China has a development-oriented state system. It is right arguing China is still one-party constitutional system. But the ruling party is very flexible and open to the demands of an increasingly pluralistic society. Economic freedom is more secured. The country is moving very quickly toward rule of law as well as rule by law, and a more investor friendly environment will be more real in next several years. The country is able to sustain political and social stability while it is experiencing tremendous transition and uneven development.
Posted by: Wang Yong at July 8, 2005 07:08 AM
India is picking up pace, not far behind from the lower to below-average growth rates of China in the past 25 years (6-9 percent). Although India’s potential higher rate may rest on a different set of factors than the ones that have driven China so far, it is important to look at China’s experiences and to what extent India can create similar conditions.
The first is to confront the so-called “peasant question.” With all the talk of the high tech industry, software and IT nowadays, let’s not forget that China’s economic reform and the subsequent take-off began from the countryside. From the late 1970s to the mid 1980s, it was not the cities but the rural areas that prospered. It was the redistribution of land that unleashed so much energy in 70 percent of the Chinese population at the time, and formed the basis of the later urban reform. Then again, from the mid 1990s, Chinese peasants lagged behind and were left behind, and the income gap between the cities and the countryside widened. The so-called “sannong” crisis (crisis in the agrarian sector, in the agrarian regions and among the agrarian population) has caused serious problems for China’s overall development today. India may have to deal with some of its own fundamental problems in the vast rural areas if it wants to produce its own sustainable miracle of growth.
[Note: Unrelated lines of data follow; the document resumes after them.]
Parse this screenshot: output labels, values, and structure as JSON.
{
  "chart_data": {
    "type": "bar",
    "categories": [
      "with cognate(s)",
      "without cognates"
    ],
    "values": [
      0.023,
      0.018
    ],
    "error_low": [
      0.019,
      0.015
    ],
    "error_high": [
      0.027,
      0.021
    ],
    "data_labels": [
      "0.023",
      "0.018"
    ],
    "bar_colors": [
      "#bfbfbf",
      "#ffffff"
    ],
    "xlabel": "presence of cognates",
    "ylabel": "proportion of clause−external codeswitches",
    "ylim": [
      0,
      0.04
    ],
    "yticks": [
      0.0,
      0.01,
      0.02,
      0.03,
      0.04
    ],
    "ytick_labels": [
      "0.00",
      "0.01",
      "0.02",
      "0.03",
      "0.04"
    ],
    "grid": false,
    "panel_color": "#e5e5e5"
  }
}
The second is to pursue high GDP figures at the expense of equal distribution. Deng Xiaoping’s famous sayings are: “To get rich is glorious” and “We should allow a portion of the population to get rich first.” China used to be poor but equal. It is no longer the case. Its Gini coefficient has grown from about 0.30 or less to over 0.44, well above the internationally recognized redline for unequal distribution. The “trickle-down” magic has so far not worked in China. Today, China is a more unequal society than India which has a Gini that has hovered around 0.33 for years. Will India push ahead for higher speed and make itself an even more unequal society? While China has hundreds of millions of peasants, India has a 160 million Dalit, the “untouchable” class that is seriously oppressed. One way for rapid growth to occur seems to leave them behind, for the moment if not forever.
The third is to create favorable environments to attract FDI, joint venture and trade partners, with a lot of preferential treatment. There is only so much domestic capital available so for sustainable long term high growth, it is crucial to have an “open-door” policy with social stability. China has done well, much better than its predecessors like Japan and South Korea, and is way ahead of India in the game. Even today, it continues to provide better incentives to foreign capital. It is impossible for India to grow as fast as China unless India can do better in this area.
For all, there is one even more fundamental issue: none of the above could be accomplished in the Chinese case without a “strong state.” And the Chinese state is both non-democratic and totally committed to growth at the same time. While there is no convincing correlation between an authoritarian strong state and a high growth rate, neither is there clear evidence linking democracy with strong economic performance. It is obvious that there are some lessons that India can learn from China but there are also factors in China that cannot be emulated by India.